Ce que le papier a encore pour lui

Il ne dépend d’aucun réseau et se tend à un client sans qu’il ait à sortir son téléphone. Une belle carte imprimée fait partie du décor et dit quelque chose de la maison. Une partie de votre clientèle y tient, et ce n’est pas un détail.

C’est tout, et c’est déjà beaucoup. Mais aucun de ces avantages ne concerne ce qui est écrit sur la carte. Ils portent sur l’objet, pas sur l’information.

Le coût que personne ne compte

Le prix de l’impression est le plus visible, et le moins important. Le vrai coût est ailleurs : la mise en page à refaire, l’aller-retour avec l’imprimeur, le délai pendant lequel votre carte est fausse, et les exemplaires périmés qu’on jette.

Surtout, le papier produit une décision insidieuse. Changer un prix devient une raison de ne pas réimprimer. On vit avec une carte inexacte, ou on raye au stylo. Ce n’est pas un défaut d’organisation : c’est le support qui impose ça.

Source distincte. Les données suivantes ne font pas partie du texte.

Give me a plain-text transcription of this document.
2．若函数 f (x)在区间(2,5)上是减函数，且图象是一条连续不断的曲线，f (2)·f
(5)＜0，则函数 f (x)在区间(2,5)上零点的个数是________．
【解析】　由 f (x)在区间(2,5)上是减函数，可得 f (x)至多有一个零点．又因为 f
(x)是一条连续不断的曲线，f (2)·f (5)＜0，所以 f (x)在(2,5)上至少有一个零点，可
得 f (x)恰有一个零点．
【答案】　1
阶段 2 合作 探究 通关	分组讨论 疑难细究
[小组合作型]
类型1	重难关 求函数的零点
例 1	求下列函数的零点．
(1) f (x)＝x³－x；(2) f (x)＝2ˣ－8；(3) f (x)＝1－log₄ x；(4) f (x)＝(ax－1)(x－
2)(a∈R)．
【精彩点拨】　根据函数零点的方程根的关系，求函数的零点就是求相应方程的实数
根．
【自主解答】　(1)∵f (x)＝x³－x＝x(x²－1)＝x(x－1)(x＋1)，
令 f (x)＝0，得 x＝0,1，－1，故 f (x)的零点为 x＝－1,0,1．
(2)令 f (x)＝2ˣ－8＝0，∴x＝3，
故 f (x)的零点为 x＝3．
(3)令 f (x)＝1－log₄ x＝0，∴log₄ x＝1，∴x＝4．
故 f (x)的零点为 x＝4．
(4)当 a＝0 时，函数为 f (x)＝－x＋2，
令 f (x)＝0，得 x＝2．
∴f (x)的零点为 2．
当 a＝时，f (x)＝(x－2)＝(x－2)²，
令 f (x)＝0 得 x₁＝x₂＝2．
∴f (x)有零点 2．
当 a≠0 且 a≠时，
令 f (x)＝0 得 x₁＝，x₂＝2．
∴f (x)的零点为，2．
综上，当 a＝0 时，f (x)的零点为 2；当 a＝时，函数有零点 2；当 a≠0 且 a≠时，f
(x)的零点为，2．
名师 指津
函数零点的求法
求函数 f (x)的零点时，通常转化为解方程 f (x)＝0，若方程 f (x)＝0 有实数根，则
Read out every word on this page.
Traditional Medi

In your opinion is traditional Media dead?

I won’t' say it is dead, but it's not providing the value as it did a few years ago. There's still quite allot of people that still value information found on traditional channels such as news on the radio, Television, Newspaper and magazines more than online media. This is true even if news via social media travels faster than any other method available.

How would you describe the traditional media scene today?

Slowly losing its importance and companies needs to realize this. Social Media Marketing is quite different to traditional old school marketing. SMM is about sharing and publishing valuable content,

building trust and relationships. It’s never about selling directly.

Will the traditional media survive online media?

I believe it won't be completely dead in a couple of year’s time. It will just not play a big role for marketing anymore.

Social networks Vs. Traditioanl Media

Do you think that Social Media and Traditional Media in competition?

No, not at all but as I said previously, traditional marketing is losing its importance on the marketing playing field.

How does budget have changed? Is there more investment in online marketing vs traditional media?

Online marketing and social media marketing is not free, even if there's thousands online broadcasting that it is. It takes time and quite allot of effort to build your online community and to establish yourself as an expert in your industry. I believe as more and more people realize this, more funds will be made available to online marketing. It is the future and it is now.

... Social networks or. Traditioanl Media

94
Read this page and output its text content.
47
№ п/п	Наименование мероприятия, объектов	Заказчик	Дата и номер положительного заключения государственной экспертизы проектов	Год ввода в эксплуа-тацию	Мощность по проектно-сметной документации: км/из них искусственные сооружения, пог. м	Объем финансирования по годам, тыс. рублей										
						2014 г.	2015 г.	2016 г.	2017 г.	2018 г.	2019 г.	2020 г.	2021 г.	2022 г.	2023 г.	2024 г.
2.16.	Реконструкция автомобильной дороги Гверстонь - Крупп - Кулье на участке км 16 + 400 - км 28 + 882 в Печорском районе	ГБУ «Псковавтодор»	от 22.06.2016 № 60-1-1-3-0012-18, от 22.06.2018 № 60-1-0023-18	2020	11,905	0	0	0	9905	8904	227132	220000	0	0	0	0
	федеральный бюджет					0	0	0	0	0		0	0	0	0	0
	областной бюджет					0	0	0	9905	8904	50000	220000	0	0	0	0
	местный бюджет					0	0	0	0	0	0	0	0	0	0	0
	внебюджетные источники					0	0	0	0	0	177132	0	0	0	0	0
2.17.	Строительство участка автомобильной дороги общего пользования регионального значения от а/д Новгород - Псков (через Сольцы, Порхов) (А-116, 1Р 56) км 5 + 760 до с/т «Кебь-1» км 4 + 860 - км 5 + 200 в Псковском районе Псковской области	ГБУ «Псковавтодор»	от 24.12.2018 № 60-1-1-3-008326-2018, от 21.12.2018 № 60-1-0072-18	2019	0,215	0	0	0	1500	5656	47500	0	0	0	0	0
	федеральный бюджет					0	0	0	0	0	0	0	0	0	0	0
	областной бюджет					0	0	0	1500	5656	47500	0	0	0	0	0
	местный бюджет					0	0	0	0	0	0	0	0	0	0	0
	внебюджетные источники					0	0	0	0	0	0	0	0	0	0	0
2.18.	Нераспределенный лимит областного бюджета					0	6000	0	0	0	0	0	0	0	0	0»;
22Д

La rupture de stock tranche le débat

C’est le cas où les deux ne se valent pas du tout. Sur papier, un plat épuisé se gère à la voix, table par table, pendant tout le service. Ou se découvre au moment de commander, quand il est trop tard.

En digital, vous le masquez depuis votre téléphone et il disparaît pour tous ceux qui scannent ensuite. La déception n’a pas lieu, et le serveur n’a pas à s’excuser d’une chose qu’il n’a pas décidée.

Le client étranger, où l’écart devient un gouffre

Une carte papier traduite, c’est autant de versions à imprimer, à mettre à jour et à ranger. En pratique on s’arrête à l’anglais, quand on le fait. Et cette version anglaise devient fausse dès le premier changement de saison.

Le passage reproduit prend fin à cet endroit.